When President Obama speaks in Madison today, the White House says he'll praise Wisconsin for coming up with innovative ways to improve education.
But none of them have passed the state Legislature yet, and some are getting resistance from lawmakers in both parties.
On Monday, Wisconsin school boards said they would oppose a bill the state needs to pass, to qualify for federal stimulus money that Obama will highlight in his speech as part of his "Race to the Top" program.
And Tuesday, state Democratic finance co-chairman Mark Miller raised concerns about the program.
In a letter to Education Secretary Arne Duncan, Miller said he's worried about committing the state to expensive educational changes with no assurance of how much would come in federal grants.
Duncan will join Obama in his Madison visit today.
Meanwhile, leaders in the Legislature have balked at Gov. Jim Doyle's proposal to give Milwaukee's mayor control of that city's embattled school system.
Some disagree with Doyle that it would make the schools more accountable than they are under the current elected School Board.
Also, the Legislature must abolish the state law against using student test scores to evaluate teachers in order to qualify for the stimulus cash.

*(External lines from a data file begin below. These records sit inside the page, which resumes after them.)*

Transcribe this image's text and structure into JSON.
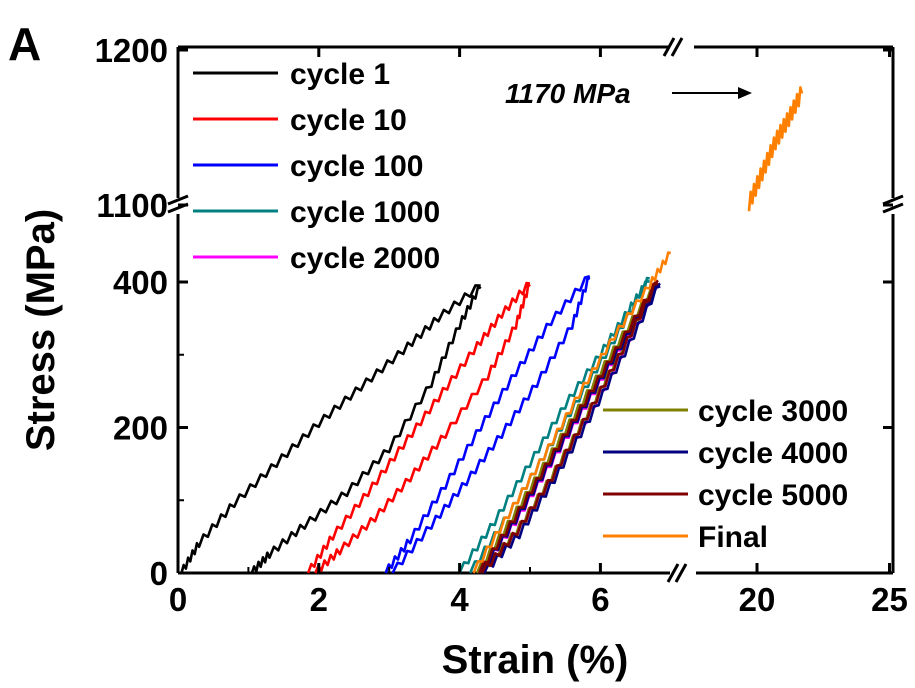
{
  "chart_data": {
    "type": "line",
    "panel_label": "A",
    "xlabel": "Strain (%)",
    "ylabel": "Stress (MPa)",
    "x_axis": {
      "segments": [
        {
          "range": [
            0,
            7
          ],
          "ticks": [
            "0",
            "2",
            "4",
            "6"
          ],
          "tick_values": [
            0,
            2,
            4,
            6
          ]
        },
        {
          "range": [
            18,
            25
          ],
          "ticks": [
            "20",
            "25"
          ],
          "tick_values": [
            20,
            25
          ]
        }
      ],
      "break": true
    },
    "y_axis": {
      "segments": [
        {
          "range": [
            0,
            400
          ],
          "ticks": [
            "0",
            "200",
            "400"
          ],
          "tick_values": [
            0,
            200,
            400
          ]
        },
        {
          "range": [
            1100,
            1200
          ],
          "ticks": [
            "1100",
            "1200"
          ],
          "tick_values": [
            1100,
            1200
          ]
        }
      ],
      "break": true
    },
    "annotation": {
      "text": "1170 MPa",
      "x": 21.5,
      "y": 1170
    },
    "legend_top_left": [
      "cycle 1",
      "cycle 10",
      "cycle 100",
      "cycle 1000",
      "cycle 2000"
    ],
    "legend_bottom_right": [
      "cycle 3000",
      "cycle 4000",
      "cycle 5000",
      "Final"
    ],
    "series": [
      {
        "name": "cycle 1",
        "color": "#000000",
        "loading": [
          [
            0.05,
            0
          ],
          [
            0.3,
            40
          ],
          [
            0.8,
            95
          ],
          [
            1.4,
            150
          ],
          [
            2.0,
            205
          ],
          [
            2.6,
            255
          ],
          [
            3.2,
            305
          ],
          [
            3.7,
            350
          ],
          [
            4.3,
            395
          ]
        ],
        "unloading": [
          [
            4.3,
            395
          ],
          [
            4.0,
            340
          ],
          [
            3.6,
            260
          ],
          [
            3.0,
            170
          ],
          [
            2.4,
            110
          ],
          [
            1.8,
            65
          ],
          [
            1.3,
            25
          ],
          [
            1.05,
            0
          ]
        ]
      },
      {
        "name": "cycle 10",
        "color": "#ff0000",
        "loading": [
          [
            1.85,
            0
          ],
          [
            2.2,
            50
          ],
          [
            2.7,
            110
          ],
          [
            3.2,
            175
          ],
          [
            3.7,
            240
          ],
          [
            4.2,
            305
          ],
          [
            4.6,
            355
          ],
          [
            5.0,
            398
          ]
        ],
        "unloading": [
          [
            5.0,
            398
          ],
          [
            4.8,
            340
          ],
          [
            4.4,
            270
          ],
          [
            3.8,
            190
          ],
          [
            3.3,
            130
          ],
          [
            2.8,
            75
          ],
          [
            2.3,
            30
          ],
          [
            1.95,
            0
          ]
        ]
      },
      {
        "name": "cycle 100",
        "color": "#0000ff",
        "loading": [
          [
            2.95,
            0
          ],
          [
            3.3,
            45
          ],
          [
            3.8,
            120
          ],
          [
            4.3,
            200
          ],
          [
            4.8,
            275
          ],
          [
            5.3,
            345
          ],
          [
            5.85,
            408
          ]
        ],
        "unloading": [
          [
            5.85,
            408
          ],
          [
            5.6,
            340
          ],
          [
            5.1,
            260
          ],
          [
            4.6,
            190
          ],
          [
            4.1,
            125
          ],
          [
            3.6,
            65
          ],
          [
            3.05,
            0
          ]
        ]
      },
      {
        "name": "cycle 1000",
        "color": "#008080",
        "loading": [
          [
            4.0,
            0
          ],
          [
            4.5,
            70
          ],
          [
            5.0,
            150
          ],
          [
            5.5,
            230
          ],
          [
            6.0,
            300
          ],
          [
            6.4,
            360
          ],
          [
            6.7,
            405
          ]
        ],
        "unloading": [
          [
            6.7,
            405
          ],
          [
            6.2,
            320
          ],
          [
            5.7,
            240
          ],
          [
            5.2,
            160
          ],
          [
            4.7,
            80
          ],
          [
            4.15,
            0
          ]
        ]
      },
      {
        "name": "cycle 2000",
        "color": "#ff00ff",
        "loading": [
          [
            4.3,
            0
          ],
          [
            4.8,
            70
          ],
          [
            5.3,
            150
          ],
          [
            5.8,
            230
          ],
          [
            6.3,
            310
          ],
          [
            6.8,
            395
          ]
        ],
        "unloading": [
          [
            6.8,
            395
          ],
          [
            6.3,
            300
          ],
          [
            5.8,
            210
          ],
          [
            5.3,
            130
          ],
          [
            4.8,
            55
          ],
          [
            4.35,
            0
          ]
        ]
      },
      {
        "name": "cycle 3000",
        "color": "#808000",
        "loading": [
          [
            4.25,
            0
          ],
          [
            4.75,
            75
          ],
          [
            5.25,
            155
          ],
          [
            5.75,
            235
          ],
          [
            6.25,
            315
          ],
          [
            6.8,
            400
          ]
        ],
        "unloading": [
          [
            6.8,
            400
          ],
          [
            6.3,
            305
          ],
          [
            5.8,
            215
          ],
          [
            5.3,
            130
          ],
          [
            4.8,
            55
          ],
          [
            4.3,
            0
          ]
        ]
      },
      {
        "name": "cycle 4000",
        "color": "#000080",
        "loading": [
          [
            4.3,
            0
          ],
          [
            4.8,
            72
          ],
          [
            5.3,
            152
          ],
          [
            5.8,
            232
          ],
          [
            6.3,
            312
          ],
          [
            6.85,
            398
          ]
        ],
        "unloading": [
          [
            6.85,
            398
          ],
          [
            6.35,
            302
          ],
          [
            5.85,
            212
          ],
          [
            5.35,
            128
          ],
          [
            4.85,
            52
          ],
          [
            4.35,
            0
          ]
        ]
      },
      {
        "name": "cycle 5000",
        "color": "#800000",
        "loading": [
          [
            4.28,
            0
          ],
          [
            4.78,
            74
          ],
          [
            5.28,
            154
          ],
          [
            5.78,
            234
          ],
          [
            6.28,
            314
          ],
          [
            6.82,
            402
          ]
        ],
        "unloading": [
          [
            6.82,
            402
          ],
          [
            6.32,
            306
          ],
          [
            5.82,
            216
          ],
          [
            5.32,
            131
          ],
          [
            4.82,
            56
          ],
          [
            4.32,
            0
          ]
        ]
      },
      {
        "name": "Final",
        "color": "#ff8000",
        "loading": [
          [
            4.2,
            0
          ],
          [
            4.7,
            80
          ],
          [
            5.2,
            160
          ],
          [
            5.7,
            245
          ],
          [
            6.2,
            325
          ],
          [
            6.7,
            395
          ],
          [
            7.0,
            440
          ]
        ],
        "upper": [
          [
            19.7,
            1100
          ],
          [
            20.2,
            1120
          ],
          [
            20.7,
            1140
          ],
          [
            21.2,
            1155
          ],
          [
            21.7,
            1172
          ]
        ]
      }
    ]
  }
}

But the bill says teachers could still not be disciplined or fired over low student performance - and while the teachers' unions endorse that, the School Boards' Association says they're against it.
GOP leaders have said Obama's visit is really about greasing the skids to get Milwaukee Mayor Tom Barrett to run for governor next year.
But Barrett scoffs at that.
He says he can't believe the president of the United States would schedule a major trip and all the hassles that go with it just to lobby someone who hasn't decided what to do yet.